Ancak burada bir çelişki beliriyor: Aynı çevreler, özellikle yeni anayasa tartışmaları çerçevesinde bu süreci bir “AKP destekli emperyalist proje” olarak okuyor.
Laikliğin, Cumhuriyetin, ulusal bütünlüğün tasfiye edildiğini düşünüyor. CHP başta olmak üzere birçok kesim, Kürt meselesinin çözümünü desteklemekle birlikte, bu çözümün AKP eliyle yürütülmesine ve anayasa üzerinden gerçekleştirilmesine itiraz ediyor. Bu itirazın kökleri sadece güncel siyasete değil, 100 yıllık bir siyasal refleksin içselleşmiş mirasına uzanıyor.
Bu noktada PKK’nin Lozan karşıtı diliyle laiklik ve Cumhuriyet vurgusu üzerinden politika yapan kesimler arasında ortak bir zeminin oluşması oldukça zor.
Dolayısıyla “demokratik anayasa” söylemi, bir yanıyla Kürtlerin tarihsel taleplerine referans verirken; diğer yanıyla laik, Cumhuriyetçi çevrelerde tam tersine “düzenin sonu” çağrışımı yaratıyor.
Bu kırılmayı, sadece “ön yargı” olarak değerlendirmek eksik olur. Çünkü sürecin AKP ve MHP gibi gerici, milliyetçi aktörlerle örtük biçimde yürütülmesi, barış yerine bir tür sistem içi uzlaşma şüphesi yaratıyor. Hadi silahlar susacak, buna biz barış diyelim. Barış istemekten vazgeçmeyelin
Kongrede yapılan enternasyonalizm ve demokratik toplum sosyalizmi vurguları da dikkat çekici. Ancak bu kavramların gerçekliğe ne ölçüde tekabül ettiği tartışmalı.
Rojava’daki kanton modeli, halkçı, kadın özgürlükçü ve yerel yönetim odaklı özellikler taşımakla birlikte; bugün bölgedeki jeopolitik dengeler, ABD, Rusya, Çin, İsrail , Türkiye ve İran arasındaki çıkar çatışmaları nedeniyle bu modelin bağımsız bir siyasal alternatif haline gelmesini zorlaştırıyor.
Bu koşullarda PKK’nin “sosyalist bir çözüm önerisi” sunduğunu söylemek güç.

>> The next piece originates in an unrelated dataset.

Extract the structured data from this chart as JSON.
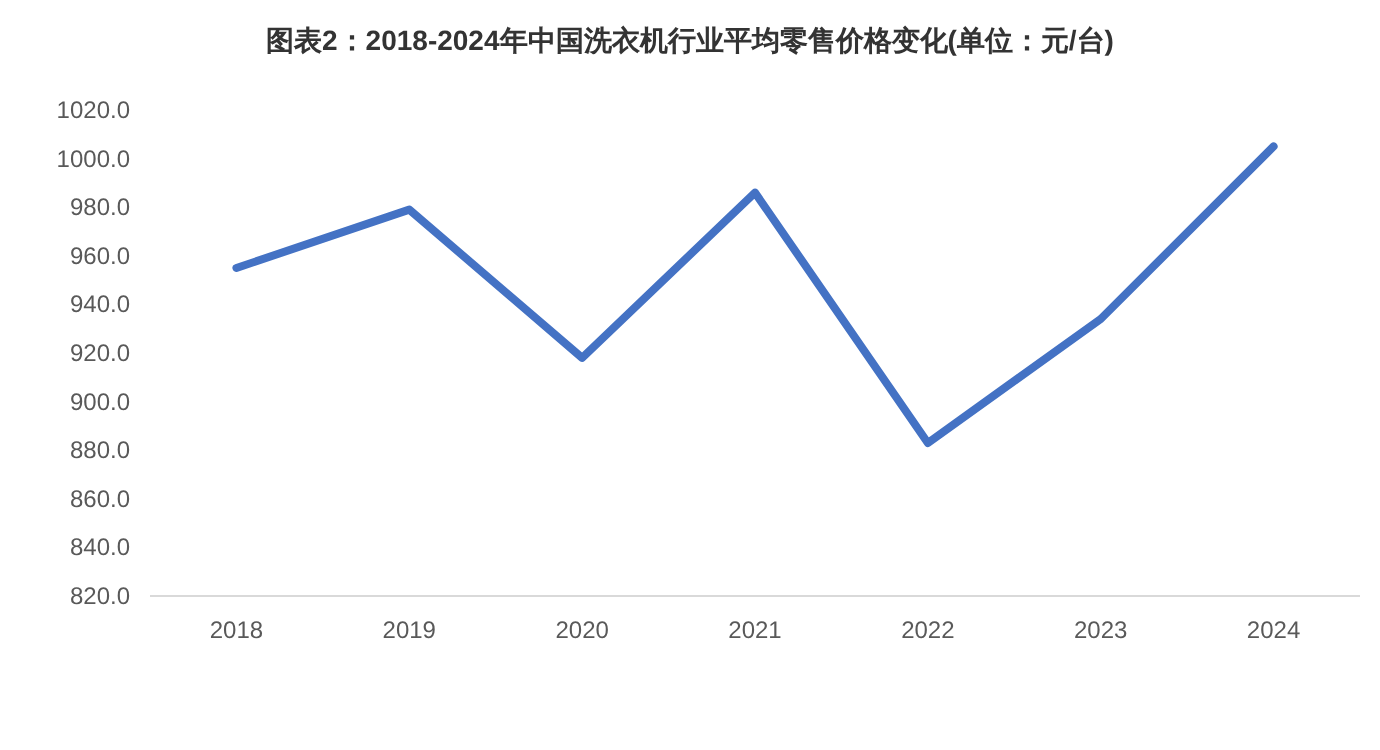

Ortadoğu’da halen aktif kalan PYD, YPG, PJAK gibi yapılar varlığını sürdürüyor.
Türkiye ayağı, kağıt üzerinde feshedilse de siyasi söylem ve örgütsel yapı dağılmadı. Bu nedenle sürecin bir taktik geri çekilme mi, bir stratejik yeniden konumlanma mı yoksa yeni bir tür entegrasyon süreci mi olduğu belirsizliğini koruyor.
Bütün bu tablo içerisinde sosyalistlerin pozisyonu oldukça karmaşık. Bir yanda laiklik, Cumhuriyet, ulusal bütünlük gibi kodlara sahip çıkan, ancak devlet refleksinin dışına çıkamayan bir eğilim var.

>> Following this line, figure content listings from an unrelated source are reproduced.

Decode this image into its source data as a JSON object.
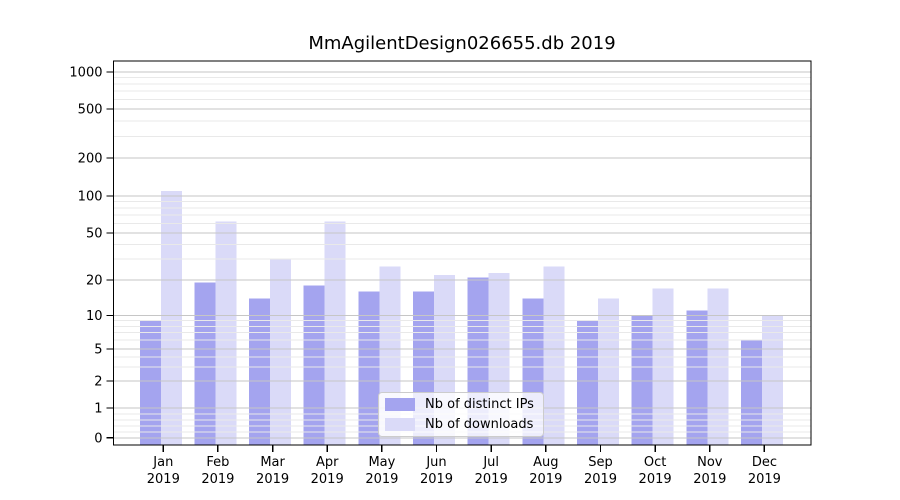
{
  "chart_data": {
    "type": "bar",
    "title": "MmAgilentDesign026655.db 2019",
    "xlabel": "",
    "ylabel": "",
    "yscale": "symlog",
    "yticks": [
      0,
      1,
      2,
      5,
      10,
      20,
      50,
      100,
      200,
      500,
      1000
    ],
    "ytick_labels": [
      "0",
      "1",
      "2",
      "5",
      "10",
      "20",
      "50",
      "100",
      "200",
      "500",
      "1000"
    ],
    "ylim": [
      0,
      1300
    ],
    "grid": {
      "major": true,
      "minor": true
    },
    "legend_position": "lower center",
    "categories": [
      "Jan",
      "Feb",
      "Mar",
      "Apr",
      "May",
      "Jun",
      "Jul",
      "Aug",
      "Sep",
      "Oct",
      "Nov",
      "Dec"
    ],
    "category_year": "2019",
    "series": [
      {
        "name": "Nb of distinct IPs",
        "color": "#a4a4ef",
        "values": [
          9,
          19,
          14,
          18,
          16,
          16,
          21,
          14,
          9,
          10,
          11,
          6
        ]
      },
      {
        "name": "Nb of downloads",
        "color": "#dadaf8",
        "values": [
          110,
          62,
          30,
          62,
          26,
          22,
          23,
          26,
          14,
          17,
          17,
          10
        ]
      }
    ]
  },
  "colors": {
    "background": "#ffffff",
    "axis": "#000000",
    "tick_text": "#000000",
    "grid_major": "#c6c6c6",
    "grid_minor": "#e9e9e9",
    "legend_border": "#cccccc"
  }
}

Diğer yanda Kürt hareketine yakın duran ama sınıfsal örgütlenmeden uzak, kimlik odaklı siyaset yapan bir kanat. Bu iki eğilim, ne birbiriyle birleşebiliyor ne de halkçı, sınıf temelli, ortak kurtuluş fikri etrafında buluşabiliyor.
Bugün asıl ihtiyaç duyulan şey, sosyalistlerin bu süreçte kendi bağımsız hattını kurmasıdır. Demokratik anayasa ve cumhuriyet tartışmaları, sadece kimlikler üzerinden değil; eşit yurttaşlık, sınıf temelli ekonomi politikaları, kamusal haklar, laiklik ve halk egemenliği ilkeleriyle ele alınmalıdır.

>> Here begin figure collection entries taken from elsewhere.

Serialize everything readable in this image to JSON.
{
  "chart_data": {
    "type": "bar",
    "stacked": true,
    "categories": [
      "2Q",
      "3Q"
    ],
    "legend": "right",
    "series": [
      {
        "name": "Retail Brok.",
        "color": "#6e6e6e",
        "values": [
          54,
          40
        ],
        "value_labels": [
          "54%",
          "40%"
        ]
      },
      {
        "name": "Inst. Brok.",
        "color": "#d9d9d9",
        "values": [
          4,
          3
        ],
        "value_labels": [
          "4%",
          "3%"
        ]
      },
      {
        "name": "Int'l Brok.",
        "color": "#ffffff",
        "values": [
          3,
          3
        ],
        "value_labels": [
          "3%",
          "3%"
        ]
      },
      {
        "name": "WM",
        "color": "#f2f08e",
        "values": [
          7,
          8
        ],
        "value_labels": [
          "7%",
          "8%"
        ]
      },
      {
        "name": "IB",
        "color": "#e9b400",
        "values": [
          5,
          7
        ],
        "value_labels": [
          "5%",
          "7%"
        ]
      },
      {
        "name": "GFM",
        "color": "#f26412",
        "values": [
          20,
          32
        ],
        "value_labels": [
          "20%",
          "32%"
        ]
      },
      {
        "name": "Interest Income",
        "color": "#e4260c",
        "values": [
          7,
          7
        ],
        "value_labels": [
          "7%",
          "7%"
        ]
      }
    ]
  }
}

Aksi halde, Kürt halkının tarihsel kazanımı bir “AKP ile pazarlık” düzeyine indirgenirken; laik, ilerici çevrelerin kaygıları da faşizan-milliyetçi reflekslere teslim edilir.
PKK’nin 12. Kongresi ile açılan yeni süreç, tarihin olağan akışını değiştirme potansiyeline sahip olabilir. Ama bu potansiyel, kiminle ve nasıl yürütüldüğüne göre şekillenecektir.
Gerçek bir demokratikleşme, sadece Kürtlerin tanınmasıyla değil; halkların tümünün eşitliğini, sınıf temelli adaleti ve laikliğin hak temelli yorumunu içeren yeni bir demokratik cumhuriyet tahayyülüyle mümkündür.
Sosyalistlerin görevi bu süreci alkışlamak ya da reddetmek değil; bu sürece sınıfsal bir karakter kazandırmak, örgütlü halk iradesini yeniden kurmaktır.